3. Experimental observation
1) Observe the effect of different stimulation intensities on the action potential of the nerve trunk: gradually increase the stimulation intensity, and find the stimulation intensity (threshold intensity) that can just cause a tiny nerve trunk action potential. Continue to increase the stimulation intensity, the nerve trunk action potential also increases accordingly. When the action potential increases to the maximum (no longer increases with the stimulus intensity), the stimulus intensity is the maximum stimulus intensity.
(2) Carefully observe the biphasic action potential waveform. The amplitude of the upper and lower phases of the biphasic action potential at the maximal stimulus and the duration of the entire action potential were read out.
(3) Observe the changes in the biphasic action potential waveform after the rotation direction of the nerve stem specimen is reversed.

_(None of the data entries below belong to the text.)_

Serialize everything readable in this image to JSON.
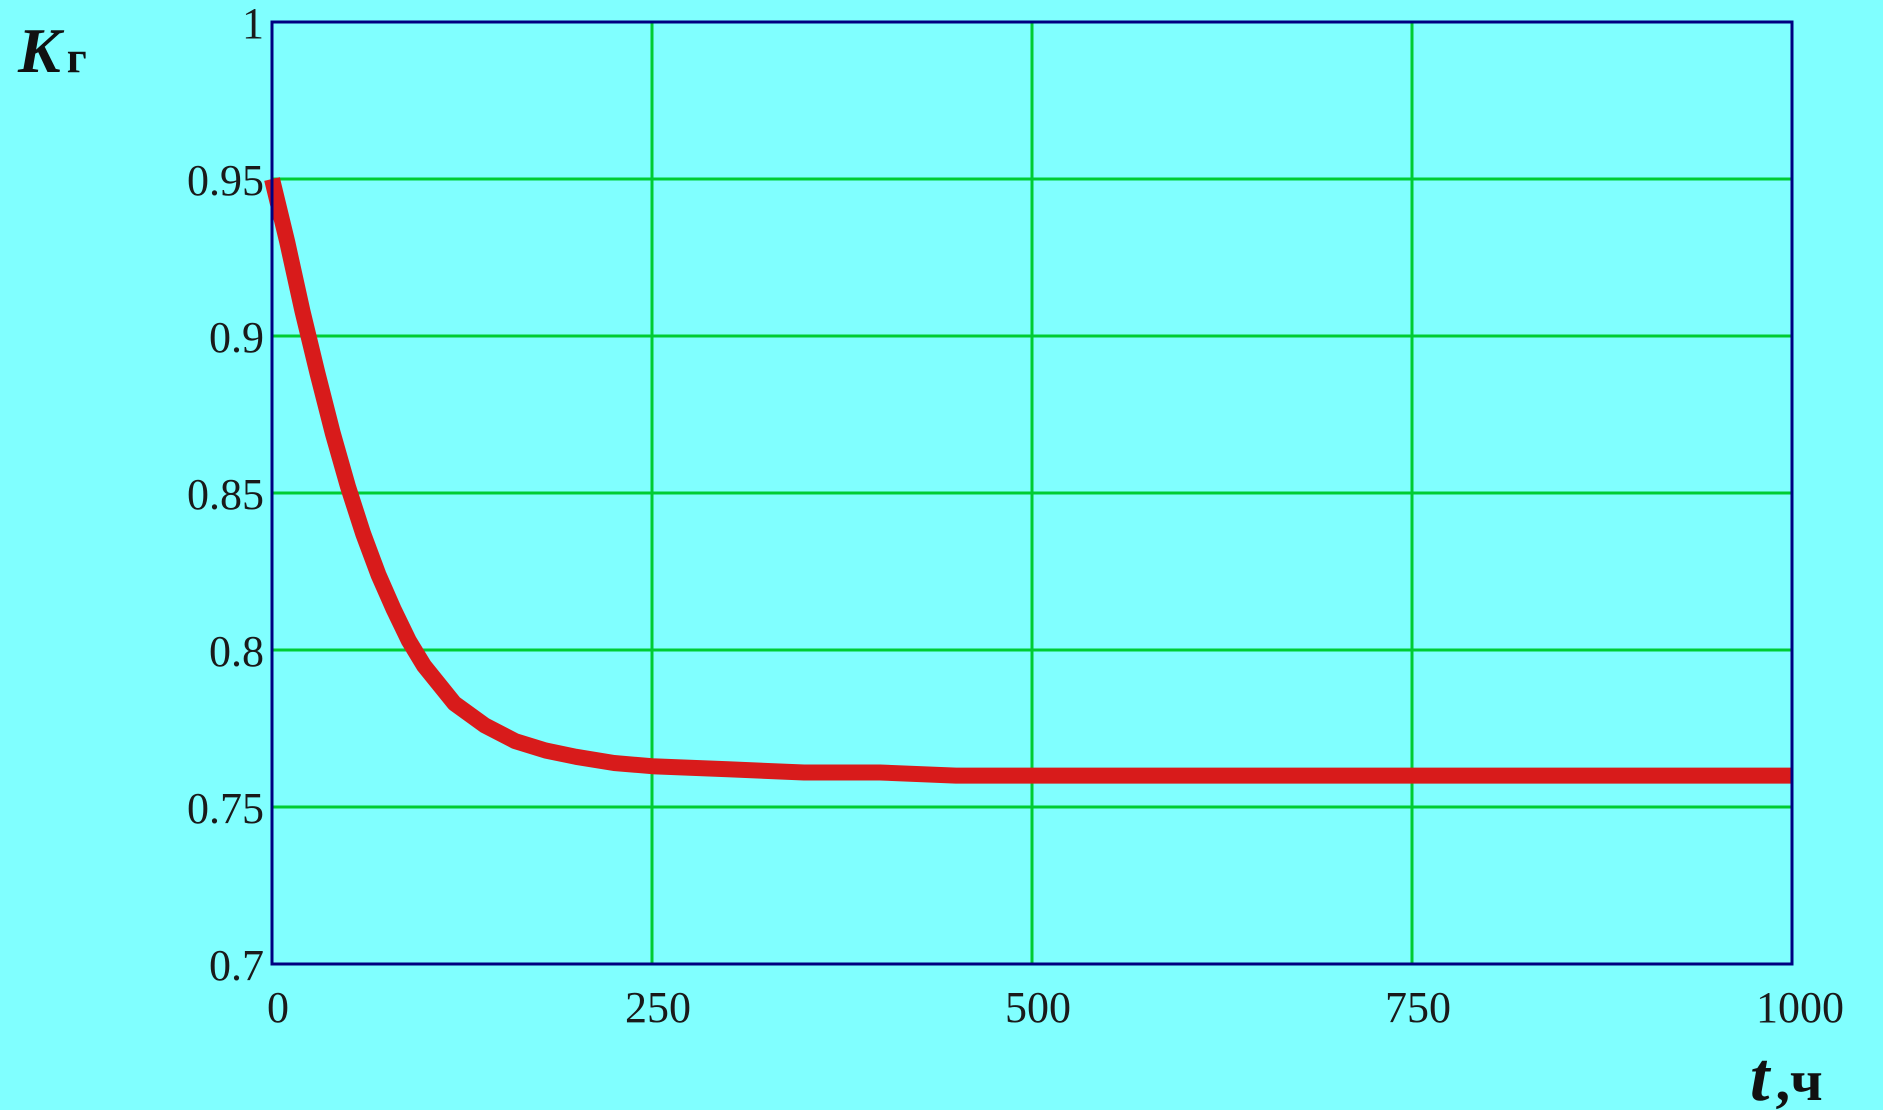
{
  "colors": {
    "background": "#80FFFF",
    "plot_frame": "#000080",
    "grid": "#00CC33",
    "series": "#D81B1B"
  },
  "y_axis_label": {
    "symbol": "K",
    "subscript": "г"
  },
  "x_axis_label": {
    "symbol": "t",
    "unit": ",ч"
  },
  "chart_data": {
    "type": "line",
    "title": "",
    "grid": true,
    "xlim": [
      0,
      1000
    ],
    "ylim": [
      0.7,
      1
    ],
    "x_ticks": [
      0,
      250,
      500,
      750,
      1000
    ],
    "x_tick_labels": [
      "0",
      "250",
      "500",
      "750",
      "1000"
    ],
    "y_ticks": [
      0.7,
      0.75,
      0.8,
      0.85,
      0.9,
      0.95,
      1
    ],
    "y_tick_labels": [
      "0.7",
      "0.75",
      "0.8",
      "0.85",
      "0.9",
      "0.95",
      "1"
    ],
    "series": [
      {
        "color": "#D81B1B",
        "x": [
          0,
          10,
          20,
          30,
          40,
          50,
          60,
          70,
          80,
          90,
          100,
          120,
          140,
          160,
          180,
          200,
          225,
          250,
          300,
          350,
          400,
          450,
          500,
          600,
          700,
          800,
          900,
          1000
        ],
        "y": [
          0.95,
          0.93,
          0.908,
          0.888,
          0.869,
          0.852,
          0.837,
          0.824,
          0.813,
          0.803,
          0.795,
          0.783,
          0.776,
          0.771,
          0.768,
          0.766,
          0.764,
          0.763,
          0.762,
          0.761,
          0.761,
          0.76,
          0.76,
          0.76,
          0.76,
          0.76,
          0.76,
          0.76
        ]
      }
    ]
  }
}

(4) Determination of action potential conduction velocity
1) When the nerve trunk is stimulated with the maximum stimulation intensity, two biphasic action potential waveforms formed successively can be observed in the sampling windows of channels 2 and 4.
2) Measure the time from the stimulation artifact to the onset of the two action potentials, set channel 2 as t1 and channel 4 as t2 (or directly measure the interval time between the onset of two action potentials), and calculate the time difference.
3) Measure the distance s between the two pairs of guide electrodes CH2 and CH4 in the specimen barrier box (the distance between r1 and r2 should be measured).
(5) Observation and measurement of monophasic action potential waveforms (before injuring nerve specimens, the experiment of "measurement of nerve trunk action potential refractory period" can be done first).
1) Use tweezers to pinch the nerve between the two recording electrodes of CH4 or block it with drugs, and then present a monophasic action potential during re-stimulation.
2) Read out the amplitude of the monophasic action potential and the duration of the entire action potential at the maximum stimulus.
3) Compare the rise time and fall time of the monophasic action potential, and analyze the relationship with the biphasic action potential waveform.
1. Find the range of suprathreshold stimulation when the wave width is a certain value, and record the values of threshold stimulation and maximum stimulation.
2. Print biphasic and monophasic action potential waveforms, and measure their maximum amplitude and duration.
3. Calculate the conduction velocity of the nerve impulse: υ=s/(t2-t1)(m/s).